I have a theory about shampoo. It goes like this.
You can gauge a man's maturity by the type of shampoo he uses. It's quite obvious really. Kinda like the rings on a tree. Think about it.
From birth to age ten a boy will use whatever his mother buys. In our house it was Johnson's "No More Tears" Baby Shampoo. It was, for all I can figure, the first shampoo that was ever colored yellow. It also prevented tears should it get in your eyes. Good stuff really. Had a nice smell too.
At around age ten a boy starts thinking about becoming a teenager. Pre-teen aspirations require that boys change things. It's symbolic. There is no real reason that a ten year old needs to shave, but he'll try it out anyway. There is really no reason to switch from Johnson's Baby shampoo either, except that there may be times when this boy goes on an overnight trip to say, camp or a sleep over at a friends house. He'd be caught dead if he brought "baby" shampoo. So he switches.
The shampoo that he uses next is carefully researched, considered and the topic of much internal dialogue. In the end, if he has an older brother, it will be the shampoo that the older brother is using. For me it was Finesse. Yup. Finesse. One of my dad's good friends worked at Helene Curtis, the company that made Finesse shampoo. Every Christmas we would get a gift basket filled with goodies from his company, including bottles of shampoo. So when my brother Kevin hit the age of ten and made the switch, Finesse was a readily available choice. Three years later when I hit the age it became mine too.
I don't know what boys without older brothers do to make the switch at this age. I never had to ponder it, so I don't know.
The next change in shampoo can happen anywhere, anytime within the next five years. It all depends on when your friends discover the bottle of Finesse and give you enough grief about using a "girly" shampoo that you tell your mom you must get a new kind. Something more masculine and less likely to make you the object of finger pointing in the school halls. You don't tell your mom this reasoning of course. You say something like "I need a new shampoo that will be better for my hair. This stuff that we have in the house now doesn't cut it anymore" or something like that.
A few of my friends were using Pert so of course I asked my mom to get some for me. Pert was a safe choice at the time, but if you really wanted to be on the cutting edge you would try the bold combo of shampoo plus conditioner, aka "Pert Plus". Within a month I made that switch too. Now looking back on this I realize that the name Pert sounds and awful lot like "perk" which might make you think of coffee percolating, but all it really makes me think about is Katie Couric. She's "perky". Pert is what I used until I was a Junior in High School. Then I made the switch to Suave.

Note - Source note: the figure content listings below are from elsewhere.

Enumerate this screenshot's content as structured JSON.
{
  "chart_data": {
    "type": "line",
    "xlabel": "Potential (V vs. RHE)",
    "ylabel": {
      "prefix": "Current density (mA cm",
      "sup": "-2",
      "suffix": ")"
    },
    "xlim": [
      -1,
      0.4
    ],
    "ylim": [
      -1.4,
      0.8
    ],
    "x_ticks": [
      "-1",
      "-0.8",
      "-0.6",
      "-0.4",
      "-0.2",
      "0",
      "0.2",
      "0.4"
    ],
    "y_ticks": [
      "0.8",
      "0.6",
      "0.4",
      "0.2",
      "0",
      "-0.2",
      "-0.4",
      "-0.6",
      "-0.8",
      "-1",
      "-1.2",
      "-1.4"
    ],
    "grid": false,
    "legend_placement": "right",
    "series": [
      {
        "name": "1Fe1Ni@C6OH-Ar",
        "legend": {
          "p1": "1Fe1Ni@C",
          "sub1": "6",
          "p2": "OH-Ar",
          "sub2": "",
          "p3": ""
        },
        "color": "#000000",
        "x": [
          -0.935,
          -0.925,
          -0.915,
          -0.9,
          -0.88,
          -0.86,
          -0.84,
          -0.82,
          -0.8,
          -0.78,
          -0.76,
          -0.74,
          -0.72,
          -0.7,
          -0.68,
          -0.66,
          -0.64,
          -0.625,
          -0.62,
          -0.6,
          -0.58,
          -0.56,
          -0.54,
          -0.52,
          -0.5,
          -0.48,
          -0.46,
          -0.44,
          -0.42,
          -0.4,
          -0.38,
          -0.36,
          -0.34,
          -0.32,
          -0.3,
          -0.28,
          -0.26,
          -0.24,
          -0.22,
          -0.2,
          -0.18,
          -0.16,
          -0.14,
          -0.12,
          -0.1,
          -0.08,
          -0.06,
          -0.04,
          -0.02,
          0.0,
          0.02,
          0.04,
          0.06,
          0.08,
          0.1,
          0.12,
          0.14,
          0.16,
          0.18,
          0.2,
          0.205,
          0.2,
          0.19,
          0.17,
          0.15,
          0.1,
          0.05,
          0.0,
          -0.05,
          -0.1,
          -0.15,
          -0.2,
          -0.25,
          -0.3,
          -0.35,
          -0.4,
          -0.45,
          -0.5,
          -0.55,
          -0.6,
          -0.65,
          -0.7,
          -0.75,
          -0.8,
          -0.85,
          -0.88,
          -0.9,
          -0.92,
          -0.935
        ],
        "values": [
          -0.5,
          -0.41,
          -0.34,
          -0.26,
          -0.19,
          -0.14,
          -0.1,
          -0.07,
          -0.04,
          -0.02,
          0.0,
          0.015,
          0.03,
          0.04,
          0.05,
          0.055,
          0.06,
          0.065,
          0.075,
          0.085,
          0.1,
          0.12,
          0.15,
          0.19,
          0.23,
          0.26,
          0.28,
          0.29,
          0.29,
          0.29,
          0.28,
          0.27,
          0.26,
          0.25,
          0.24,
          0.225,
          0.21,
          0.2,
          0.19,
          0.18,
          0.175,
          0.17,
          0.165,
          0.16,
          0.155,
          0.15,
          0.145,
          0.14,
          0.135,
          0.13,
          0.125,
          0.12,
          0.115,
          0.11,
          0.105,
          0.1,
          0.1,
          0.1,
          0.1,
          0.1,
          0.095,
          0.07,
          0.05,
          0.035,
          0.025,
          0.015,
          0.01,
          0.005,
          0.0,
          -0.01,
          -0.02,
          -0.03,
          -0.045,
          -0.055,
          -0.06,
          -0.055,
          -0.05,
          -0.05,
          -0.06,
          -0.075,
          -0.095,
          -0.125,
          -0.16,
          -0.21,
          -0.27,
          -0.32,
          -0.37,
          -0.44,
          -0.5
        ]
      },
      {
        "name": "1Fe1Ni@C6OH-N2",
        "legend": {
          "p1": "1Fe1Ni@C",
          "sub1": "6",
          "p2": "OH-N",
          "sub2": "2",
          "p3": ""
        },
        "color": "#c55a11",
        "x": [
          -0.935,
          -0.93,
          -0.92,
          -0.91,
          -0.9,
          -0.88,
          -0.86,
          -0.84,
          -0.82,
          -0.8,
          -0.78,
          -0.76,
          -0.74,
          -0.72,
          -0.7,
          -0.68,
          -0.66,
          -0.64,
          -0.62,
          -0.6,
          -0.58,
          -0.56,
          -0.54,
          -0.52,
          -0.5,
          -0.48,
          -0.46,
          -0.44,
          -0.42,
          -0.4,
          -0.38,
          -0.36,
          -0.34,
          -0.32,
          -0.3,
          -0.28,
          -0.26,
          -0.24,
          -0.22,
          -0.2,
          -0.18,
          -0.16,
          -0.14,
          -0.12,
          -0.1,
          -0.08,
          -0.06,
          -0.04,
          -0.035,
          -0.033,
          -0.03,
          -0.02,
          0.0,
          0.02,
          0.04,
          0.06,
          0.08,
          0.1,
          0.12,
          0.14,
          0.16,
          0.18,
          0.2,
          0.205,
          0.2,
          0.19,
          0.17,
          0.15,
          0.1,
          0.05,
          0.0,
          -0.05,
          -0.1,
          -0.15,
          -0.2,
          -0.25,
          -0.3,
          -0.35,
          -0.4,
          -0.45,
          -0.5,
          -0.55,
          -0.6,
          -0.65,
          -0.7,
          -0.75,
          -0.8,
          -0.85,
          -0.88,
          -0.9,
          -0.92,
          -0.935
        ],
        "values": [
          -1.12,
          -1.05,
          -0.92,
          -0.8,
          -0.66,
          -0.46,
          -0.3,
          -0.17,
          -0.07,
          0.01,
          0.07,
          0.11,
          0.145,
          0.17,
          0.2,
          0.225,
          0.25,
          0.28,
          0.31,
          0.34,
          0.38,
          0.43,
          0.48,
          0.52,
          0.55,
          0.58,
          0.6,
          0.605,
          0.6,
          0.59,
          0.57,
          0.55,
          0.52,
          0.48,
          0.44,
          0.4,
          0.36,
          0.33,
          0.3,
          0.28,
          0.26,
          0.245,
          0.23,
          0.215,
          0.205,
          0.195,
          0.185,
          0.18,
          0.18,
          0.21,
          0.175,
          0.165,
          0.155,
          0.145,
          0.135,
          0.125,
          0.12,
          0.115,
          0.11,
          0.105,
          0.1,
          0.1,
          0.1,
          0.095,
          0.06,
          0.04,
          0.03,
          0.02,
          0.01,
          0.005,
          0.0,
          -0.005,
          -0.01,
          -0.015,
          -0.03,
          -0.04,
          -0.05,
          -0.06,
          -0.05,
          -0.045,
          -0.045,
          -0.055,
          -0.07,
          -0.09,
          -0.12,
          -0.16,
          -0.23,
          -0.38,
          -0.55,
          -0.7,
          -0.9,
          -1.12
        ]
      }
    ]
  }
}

Suave was cool. Suave was, well, suave. And suave is what I wanted to be. I wanted girls to notice me, and so, giving into the marketing machine of Unilever I believed that if I used a product that had a desirable adjective to teenage boys as it's name then, by some method of transfusion, teleportation or osmosis this product I rubbed on my head would magically transform me into a real Casanova. I would be a teenage ladies man without the Courvoisier. And this naturally is what occurred. To me anyway. To everyone else I was still that quiet geeky kid who wore yellow Chuck Taylor's, argyle socks, white pants, CSN concert t-shirt and flannel shirt. It was like Billy Squier, Eddy Vedder and Ferris Bueller got together and had a love child. I don't have any clue how that might work, but my point isn't about the reproduction capabilities of a couple teen idols. At that time in my life I was at the intersection of Preppie and Grunge, and there was a six car pile up in the middle of the street. It wasn't pretty. I have pictures. But I digress.
So Suave was the shampoo of choice for me all the way through college. Sometime after college the hair started thinning and a few flakes began appearing. And as the commercial says "you never have a second chance to make a first impression" so tried Head & Shoulders. Since then I've tried all flavors of Head & Shoulders shampoos. I've tried Dry Scalp, Itchy Scalp, Oily Hair, Half and Half, Half Calf Decalf and even some versions with actual tar include. What's that about? Is the tar supposed to glue the hair on my head so it doesn't fall out? It's craziness.
Thankfully the flaky scalp was a phase. I am now at a point in my life where I buy whatever is on sale. And if I run out and I am using the right shower I simply grab some of the kids shampoo. It's all good, plus I am a cheapskate. I must be in my thirties.
I will know that I have reached senior citizen age when my choice of shampoo automatically switches to something nasty smelling like Psorigel. If that happens I might just shave my head.